Pão. Não reparti o pão. Ao contrário, mais eu tivesse,
mais eu quereria. Fosse o corpo sagrado do filho de deus, sim, eu repartiria
com os meus, os teus, com os nossos. Mas, sendo assim o que era, a
materialização de um desejo na forma voluptuosa de um pão, perfumado, macio,
bom de pegar, eu resisti.
Capturei o instante exato em que meus lábios tocaram
primeiro levemente o seu corpo ofertado. Na luxúria dos rituais profanos, comer
é encontrar satisfação onde antes só havia fome.
Mas o pão. Comi com a grandeza dos que sabem o que
fazem e se reconhecem uns aos outros pelo olhar. Com a entrega também de quem
espera.

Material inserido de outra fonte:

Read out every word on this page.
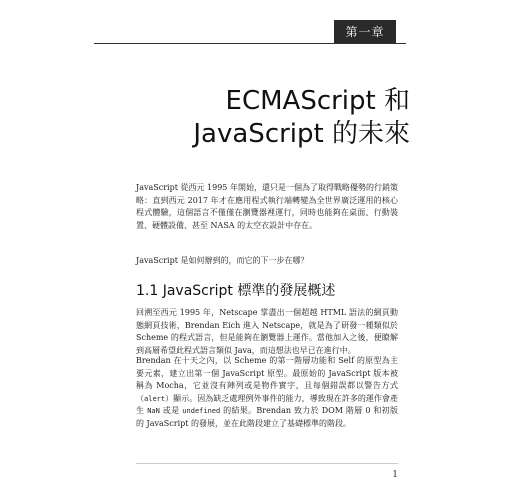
第一章
ECMAScript 和
JavaScript 的未來

JavaScript 從西元 1995 年開始，還只是一個為了取得戰略優勢的行銷策略：直到西元 2017 年才在應用程式執行端轉變為全世界廣泛運用的核心程式體驗，這個語言不僅僅在瀏覽器裡運行，同時也能夠在桌面、行動裝置、硬體設備、甚至 NASA 的太空衣設計中存在。

JavaScript 是如何辦到的，而它的下一步在哪？

1.1 JavaScript 標準的發展概述

回溯至西元 1995 年，Netscape 掌盡出一個超越 HTML 語法的網頁動態網頁技術，Brendan Eich 進入 Netscape，就是為了研發一種類似於 Scheme 的程式語言，但是能夠在瀏覽器上運作。當他加入之後，便瞭解到高層希望此程式語言類似 Java，而這想法也早已在進行中。

Brendan 在十天之內，以 Scheme 的第一階層功能和 Self 的原型為主要元素，建立出第一個 JavaScript 原型。最原始的 JavaScript 版本被稱為 Mocha，它並沒有陣列或是物件實字，且每個錯誤都以警告方式（alert）顯示。因為缺乏處理例外事件的能力，導致現在許多的運作會產生 NaN 或是 undefined 的結果。Brendan 致力於 DOM 階層 0 和初版的 JavaScript 的發展，並在此階段建立了基礎標準的階段。

1
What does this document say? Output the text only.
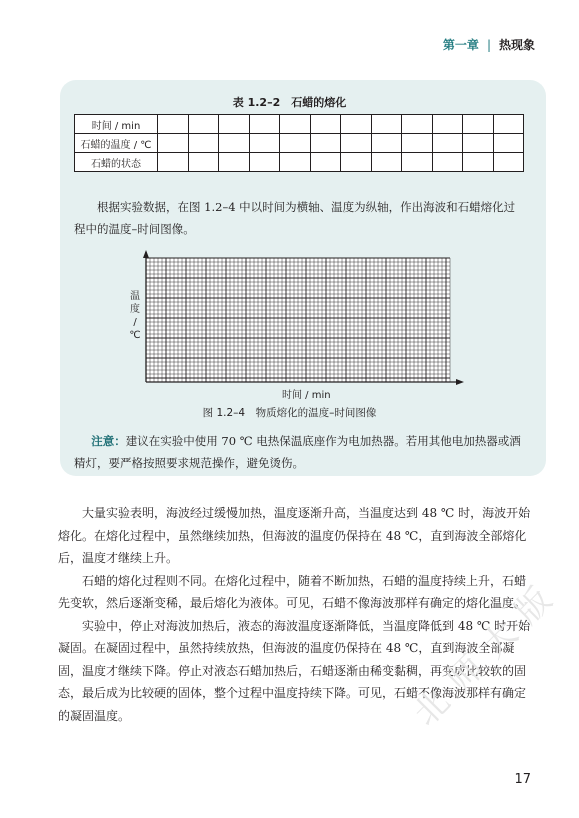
第一章 | 热现象
表 1.2–2　石蜡的熔化
时间 / min												
石蜡的温度 / ℃												
石蜡的状态												
根据实验数据，在图 1.2–4 中以时间为横轴、温度为纵轴，作出海波和石蜡熔化过程中的温度–时间图像。
温度 / ℃
时间 / min
图 1.2–4　物质熔化的温度–时间图像
注意：建议在实验中使用 70 ℃ 电热保温底座作为电加热器。若用其他电加热器或酒精灯，要严格按照要求规范操作，避免烫伤。

大量实验表明，海波经过缓慢加热，温度逐渐升高，当温度达到 48 ℃ 时，海波开始熔化。在熔化过程中，虽然继续加热，但海波的温度仍保持在 48 ℃，直到海波全部熔化后，温度才继续上升。

石蜡的熔化过程则不同。在熔化过程中，随着不断加热，石蜡的温度持续上升，石蜡先变软，然后逐渐变稀，最后熔化为液体。可见，石蜡不像海波那样有确定的熔化温度。

实验中，停止对海波加热后，液态的海波温度逐渐降低，当温度降低到 48 ℃ 时开始凝固。在凝固过程中，虽然持续放热，但海波的温度仍保持在 48 ℃，直到海波全部凝固，温度才继续下降。停止对液态石蜡加热后，石蜡逐渐由稀变黏稠，再变成比较软的固态，最后成为比较硬的固体，整个过程中温度持续下降。可见，石蜡不像海波那样有确定的凝固温度。	北师大版
17
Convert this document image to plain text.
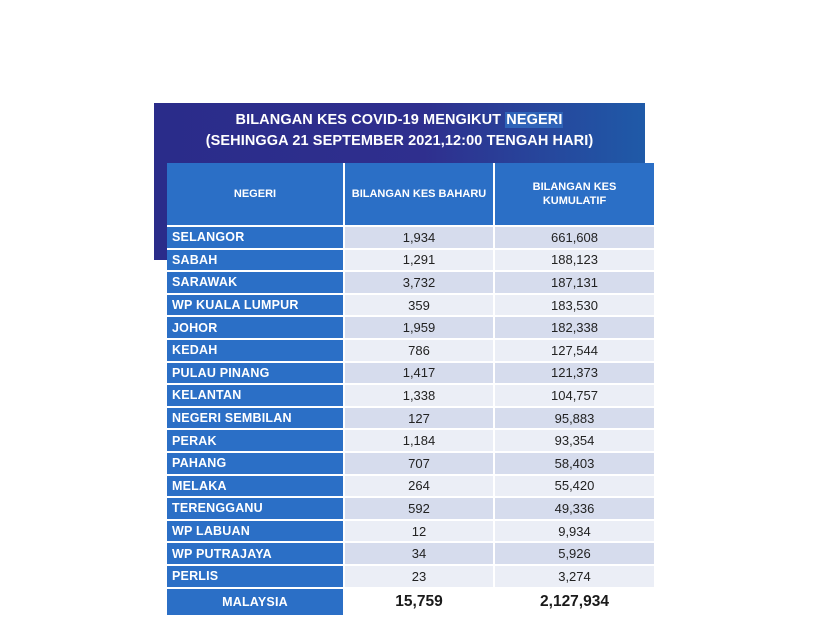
BILANGAN KES COVID-19 MENGIKUT NEGERI
(SEHINGGA 21 SEPTEMBER 2021,12:00 TENGAH HARI)
NEGERI	BILANGAN KES BAHARU	BILANGAN KES KUMULATIF
SELANGOR	1,934	661,608
SABAH	1,291	188,123
SARAWAK	3,732	187,131
WP KUALA LUMPUR	359	183,530
JOHOR	1,959	182,338
KEDAH	786	127,544
PULAU PINANG	1,417	121,373
KELANTAN	1,338	104,757
NEGERI SEMBILAN	127	95,883
PERAK	1,184	93,354
PAHANG	707	58,403
MELAKA	264	55,420
TERENGGANU	592	49,336
WP LABUAN	12	9,934
WP PUTRAJAYA	34	5,926
PERLIS	23	3,274
MALAYSIA	15,759	2,127,934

E espera sem cansar. Nele, os segredos inconfessos da mão que o amassou
vão se derramando aos poucos, se derretendo feito manteiga, fazendo brilhar os
lábios, escorrer pelo queixo toda sensualidade que lhe confere.
O pão me recuperou do ocaso. Tirou-me o olhar do
pôr-do-sol para furtar-me, prender-me, entreter-me no reinado da lua cheia. Na luz
fria que tudo ilumina, mesmo o mais recôndito dos mais recônditos dos sentidos,
voltei para casa sem me deixar afetar pelo cansaço do corpo. A alma irradiante.
E de um momento em que só havia sofreguidão e
desventura, o cavalo deixado fora nas caminhadas da vida, o ar frio noturno
tendo passado fazendo arrepio na pele desprotegida, depois disso tudo, o
alimento que a alma ansiava, e o coração pedia. O pão.
E o vinho? O vinho corria insistentemente nas veias de
um coração inebriado. Fora a lua cheia? Fora mordida por lobisomem? Cachaça em
domingos sem fim? Não, a embriagues volátil da intensidade. O aroma de jasmim
no seio sonhado. Todo o chão perdido no pisar que não olha para trás. Como cheiro
de pão assando. Como o aceno de mão no adeus.
Eu. Apenas suspeitando, sob o peito, as batidas
desconexas. Apenas e tão somente querendo saciar a fome da noite, boca de
estrelas, querendo invadir e me perder nas tramas, o rio fácil. Ininterrupto. Sem
ponte. As margens isoladas por vagalumes. Fora do ar. Miragem de oásis no
deserto sem guarda-chuva. Eu, você, o pão. Quem precisa de vinho?